I know I've complained about guys doing this before, but the just won't stop! And they don't stop because there are girls that this shit works on! Some girls are just like, Sweet! He makes lots of money!!! YESSSSS!!!!

And that is totally fine if you already are interested in him. Like, you meet someone who is interesting and funny and smart, and then you find out later that he's doing well for himself. That's totally acceptable. What is not acceptable is for a person to approach you with that as their selling point. Hi, I'm rich can not be how you start talking to me.

Let's review:

1. Don't insult the people with me if you are trying to get in good. If I'm with a guy friend, I probably value his opinion and it's in your best interest to not say mean things about him.
2. Don't tap me over and over. Matter of fact, don't touch me at all unless you are given the green light.
3. If you are trying to use a pick up line, it should not be about your paycheck.
4. Once I turn away, again, stop tapping me! I don't think you understand how obnoxious that was.
5. Don't make generalized statements about things "all" women do.

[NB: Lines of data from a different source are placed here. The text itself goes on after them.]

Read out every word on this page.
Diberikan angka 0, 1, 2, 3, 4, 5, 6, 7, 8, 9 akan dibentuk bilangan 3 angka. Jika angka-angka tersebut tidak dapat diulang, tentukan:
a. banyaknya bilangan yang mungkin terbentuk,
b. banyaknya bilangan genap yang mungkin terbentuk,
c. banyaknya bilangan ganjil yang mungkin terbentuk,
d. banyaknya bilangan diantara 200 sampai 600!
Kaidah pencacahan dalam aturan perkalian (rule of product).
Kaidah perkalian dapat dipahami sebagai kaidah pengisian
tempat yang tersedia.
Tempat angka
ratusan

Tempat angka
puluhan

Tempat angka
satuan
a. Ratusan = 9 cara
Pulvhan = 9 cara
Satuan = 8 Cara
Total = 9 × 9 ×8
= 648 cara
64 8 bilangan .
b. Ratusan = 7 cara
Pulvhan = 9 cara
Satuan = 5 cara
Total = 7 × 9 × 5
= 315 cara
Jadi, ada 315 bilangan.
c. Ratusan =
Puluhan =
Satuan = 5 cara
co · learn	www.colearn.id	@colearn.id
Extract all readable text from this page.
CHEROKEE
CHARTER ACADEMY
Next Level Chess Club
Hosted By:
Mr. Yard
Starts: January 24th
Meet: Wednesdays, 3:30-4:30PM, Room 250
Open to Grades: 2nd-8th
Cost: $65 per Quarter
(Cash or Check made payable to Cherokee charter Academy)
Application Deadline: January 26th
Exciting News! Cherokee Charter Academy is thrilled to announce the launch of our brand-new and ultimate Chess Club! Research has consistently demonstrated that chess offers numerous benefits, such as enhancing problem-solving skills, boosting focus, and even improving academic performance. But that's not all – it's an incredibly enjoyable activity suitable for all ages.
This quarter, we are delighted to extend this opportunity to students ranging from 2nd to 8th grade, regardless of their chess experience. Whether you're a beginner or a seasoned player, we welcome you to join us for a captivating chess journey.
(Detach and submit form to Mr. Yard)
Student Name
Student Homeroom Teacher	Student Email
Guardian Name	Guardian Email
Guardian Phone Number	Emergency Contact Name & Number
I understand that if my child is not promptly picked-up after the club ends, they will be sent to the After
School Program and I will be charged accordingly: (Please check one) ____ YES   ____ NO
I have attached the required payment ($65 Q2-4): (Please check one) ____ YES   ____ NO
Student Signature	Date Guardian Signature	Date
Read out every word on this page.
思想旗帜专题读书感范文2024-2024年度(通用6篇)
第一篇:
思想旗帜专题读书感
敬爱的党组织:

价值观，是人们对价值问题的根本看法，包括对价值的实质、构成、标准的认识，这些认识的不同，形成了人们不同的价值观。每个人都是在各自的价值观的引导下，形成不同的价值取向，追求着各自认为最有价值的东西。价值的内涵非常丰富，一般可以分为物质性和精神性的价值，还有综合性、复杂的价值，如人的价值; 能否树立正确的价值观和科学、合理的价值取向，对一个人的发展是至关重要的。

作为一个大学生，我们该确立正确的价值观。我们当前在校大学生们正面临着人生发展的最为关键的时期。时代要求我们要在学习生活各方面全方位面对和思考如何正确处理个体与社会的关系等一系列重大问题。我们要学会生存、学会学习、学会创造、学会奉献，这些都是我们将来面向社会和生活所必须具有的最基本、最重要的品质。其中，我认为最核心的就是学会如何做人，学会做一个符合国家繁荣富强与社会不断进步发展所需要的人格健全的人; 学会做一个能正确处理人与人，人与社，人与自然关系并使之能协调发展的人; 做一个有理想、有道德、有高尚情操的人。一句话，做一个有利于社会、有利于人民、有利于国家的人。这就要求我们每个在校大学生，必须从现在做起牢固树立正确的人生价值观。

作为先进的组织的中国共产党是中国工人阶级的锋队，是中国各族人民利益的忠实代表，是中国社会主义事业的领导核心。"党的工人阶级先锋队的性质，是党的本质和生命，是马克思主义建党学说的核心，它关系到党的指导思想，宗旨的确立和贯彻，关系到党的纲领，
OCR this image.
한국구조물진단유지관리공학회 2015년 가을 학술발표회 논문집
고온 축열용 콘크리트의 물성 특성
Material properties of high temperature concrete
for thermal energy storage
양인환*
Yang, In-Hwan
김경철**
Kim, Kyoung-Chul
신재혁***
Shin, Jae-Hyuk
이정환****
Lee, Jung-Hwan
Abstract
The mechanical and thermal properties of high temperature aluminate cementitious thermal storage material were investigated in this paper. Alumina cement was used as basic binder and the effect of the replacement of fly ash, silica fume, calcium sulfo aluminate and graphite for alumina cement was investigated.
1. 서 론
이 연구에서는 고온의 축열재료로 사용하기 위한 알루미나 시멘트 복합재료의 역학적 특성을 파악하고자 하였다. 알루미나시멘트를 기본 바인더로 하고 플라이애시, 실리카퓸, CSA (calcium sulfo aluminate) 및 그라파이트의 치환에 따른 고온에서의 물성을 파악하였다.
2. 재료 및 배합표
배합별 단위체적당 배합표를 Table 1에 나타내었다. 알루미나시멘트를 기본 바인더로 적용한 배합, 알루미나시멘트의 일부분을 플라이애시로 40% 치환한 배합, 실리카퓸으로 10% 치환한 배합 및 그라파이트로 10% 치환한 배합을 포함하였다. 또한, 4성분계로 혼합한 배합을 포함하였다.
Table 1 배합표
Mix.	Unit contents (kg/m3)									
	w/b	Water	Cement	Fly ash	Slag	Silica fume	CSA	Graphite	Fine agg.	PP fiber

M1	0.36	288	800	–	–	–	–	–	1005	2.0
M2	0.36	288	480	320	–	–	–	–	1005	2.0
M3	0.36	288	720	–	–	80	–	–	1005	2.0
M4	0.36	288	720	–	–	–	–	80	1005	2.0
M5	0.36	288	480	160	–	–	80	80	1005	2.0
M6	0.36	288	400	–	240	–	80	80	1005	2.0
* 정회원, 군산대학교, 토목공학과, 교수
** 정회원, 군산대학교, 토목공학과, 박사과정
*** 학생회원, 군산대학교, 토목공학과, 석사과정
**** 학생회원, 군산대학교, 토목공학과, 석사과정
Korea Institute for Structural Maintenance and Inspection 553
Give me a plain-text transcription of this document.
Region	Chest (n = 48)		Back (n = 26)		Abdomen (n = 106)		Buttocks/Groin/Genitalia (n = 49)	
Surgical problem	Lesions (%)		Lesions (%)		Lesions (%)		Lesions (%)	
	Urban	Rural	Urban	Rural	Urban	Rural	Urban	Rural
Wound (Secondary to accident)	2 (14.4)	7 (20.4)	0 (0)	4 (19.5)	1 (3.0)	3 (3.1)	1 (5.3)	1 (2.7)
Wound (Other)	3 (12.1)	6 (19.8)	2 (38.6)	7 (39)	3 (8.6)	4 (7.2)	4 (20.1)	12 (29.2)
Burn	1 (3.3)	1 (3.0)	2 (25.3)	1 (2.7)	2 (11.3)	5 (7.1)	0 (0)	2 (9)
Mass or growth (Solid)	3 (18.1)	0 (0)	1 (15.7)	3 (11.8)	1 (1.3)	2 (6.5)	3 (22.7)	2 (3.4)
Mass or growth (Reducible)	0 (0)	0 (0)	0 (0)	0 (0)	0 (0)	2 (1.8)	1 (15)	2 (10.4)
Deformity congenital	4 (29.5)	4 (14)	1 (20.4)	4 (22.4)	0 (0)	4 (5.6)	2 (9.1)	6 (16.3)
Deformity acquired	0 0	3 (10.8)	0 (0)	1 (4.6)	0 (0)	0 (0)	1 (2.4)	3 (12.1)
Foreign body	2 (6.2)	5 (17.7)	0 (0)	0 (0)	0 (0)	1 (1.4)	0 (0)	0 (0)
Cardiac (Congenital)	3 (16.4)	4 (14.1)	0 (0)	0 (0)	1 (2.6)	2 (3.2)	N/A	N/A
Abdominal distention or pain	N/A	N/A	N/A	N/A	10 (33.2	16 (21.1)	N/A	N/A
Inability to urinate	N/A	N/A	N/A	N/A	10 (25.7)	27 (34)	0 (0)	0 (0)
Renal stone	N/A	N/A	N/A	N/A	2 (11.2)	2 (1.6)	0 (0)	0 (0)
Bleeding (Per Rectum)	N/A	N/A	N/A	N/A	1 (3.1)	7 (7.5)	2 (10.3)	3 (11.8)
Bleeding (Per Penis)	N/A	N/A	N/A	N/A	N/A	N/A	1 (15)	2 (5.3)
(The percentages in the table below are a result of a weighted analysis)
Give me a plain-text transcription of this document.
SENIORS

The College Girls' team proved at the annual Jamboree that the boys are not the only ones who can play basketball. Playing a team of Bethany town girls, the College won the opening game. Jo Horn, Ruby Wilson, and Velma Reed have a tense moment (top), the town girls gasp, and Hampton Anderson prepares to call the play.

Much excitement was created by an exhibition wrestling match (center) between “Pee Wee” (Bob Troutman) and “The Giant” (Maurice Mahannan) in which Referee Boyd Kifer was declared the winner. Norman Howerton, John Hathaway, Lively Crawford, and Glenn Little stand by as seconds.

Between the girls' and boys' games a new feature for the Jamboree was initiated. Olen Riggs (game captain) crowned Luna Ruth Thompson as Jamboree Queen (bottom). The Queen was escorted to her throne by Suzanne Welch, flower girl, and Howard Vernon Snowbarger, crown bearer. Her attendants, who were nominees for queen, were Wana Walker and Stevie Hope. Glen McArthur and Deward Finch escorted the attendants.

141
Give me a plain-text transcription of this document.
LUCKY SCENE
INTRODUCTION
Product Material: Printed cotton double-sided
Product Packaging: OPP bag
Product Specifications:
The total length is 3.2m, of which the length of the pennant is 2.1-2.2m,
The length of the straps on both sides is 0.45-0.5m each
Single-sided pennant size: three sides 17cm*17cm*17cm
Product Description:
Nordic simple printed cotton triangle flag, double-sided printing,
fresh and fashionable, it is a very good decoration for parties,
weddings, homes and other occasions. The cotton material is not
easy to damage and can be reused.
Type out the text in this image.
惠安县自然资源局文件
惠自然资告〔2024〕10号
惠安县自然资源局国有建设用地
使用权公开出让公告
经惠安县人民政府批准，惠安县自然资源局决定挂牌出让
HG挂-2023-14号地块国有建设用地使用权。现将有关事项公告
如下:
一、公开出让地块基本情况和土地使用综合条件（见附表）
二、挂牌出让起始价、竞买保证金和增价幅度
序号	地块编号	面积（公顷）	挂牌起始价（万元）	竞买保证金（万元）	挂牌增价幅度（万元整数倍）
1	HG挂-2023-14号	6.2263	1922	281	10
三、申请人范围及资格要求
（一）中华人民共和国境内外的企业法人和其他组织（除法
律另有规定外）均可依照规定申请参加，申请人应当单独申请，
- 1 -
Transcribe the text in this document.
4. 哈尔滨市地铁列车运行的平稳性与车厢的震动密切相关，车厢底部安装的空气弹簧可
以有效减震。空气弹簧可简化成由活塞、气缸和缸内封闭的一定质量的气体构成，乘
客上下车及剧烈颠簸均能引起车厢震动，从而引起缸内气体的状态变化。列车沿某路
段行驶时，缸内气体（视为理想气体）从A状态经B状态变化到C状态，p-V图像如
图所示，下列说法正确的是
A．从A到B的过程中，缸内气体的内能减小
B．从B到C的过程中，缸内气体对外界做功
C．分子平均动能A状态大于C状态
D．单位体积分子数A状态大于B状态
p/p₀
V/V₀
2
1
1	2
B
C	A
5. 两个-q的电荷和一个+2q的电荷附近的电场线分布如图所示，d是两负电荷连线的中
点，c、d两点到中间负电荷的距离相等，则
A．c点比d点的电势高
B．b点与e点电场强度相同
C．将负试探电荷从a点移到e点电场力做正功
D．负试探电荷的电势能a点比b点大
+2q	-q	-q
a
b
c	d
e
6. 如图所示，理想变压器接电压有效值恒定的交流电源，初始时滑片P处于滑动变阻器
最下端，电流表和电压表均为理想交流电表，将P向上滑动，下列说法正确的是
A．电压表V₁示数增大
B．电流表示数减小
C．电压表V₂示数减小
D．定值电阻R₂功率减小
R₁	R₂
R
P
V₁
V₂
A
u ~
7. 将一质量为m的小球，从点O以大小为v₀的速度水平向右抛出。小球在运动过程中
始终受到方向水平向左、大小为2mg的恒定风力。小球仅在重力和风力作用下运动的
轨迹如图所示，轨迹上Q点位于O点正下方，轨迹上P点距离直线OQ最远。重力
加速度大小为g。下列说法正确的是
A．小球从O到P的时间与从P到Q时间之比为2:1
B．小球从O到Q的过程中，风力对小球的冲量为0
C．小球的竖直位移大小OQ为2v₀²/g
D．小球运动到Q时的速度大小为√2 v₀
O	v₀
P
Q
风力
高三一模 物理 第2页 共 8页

On another note, Julian was going to say this to a girl: "Man, why did you invite all these other people? I thought it was just going to be me and you."
And now I have to use it because that is a do. Or, this guy said to Laura one time, "So...May 3rd, right?" Laura: "What's May 3rd?" "The day we're getting married."
Ha ha, i love pick up lines. The cheesier the better. That's probably why I get offended so easily when people do anything other than try to be funny.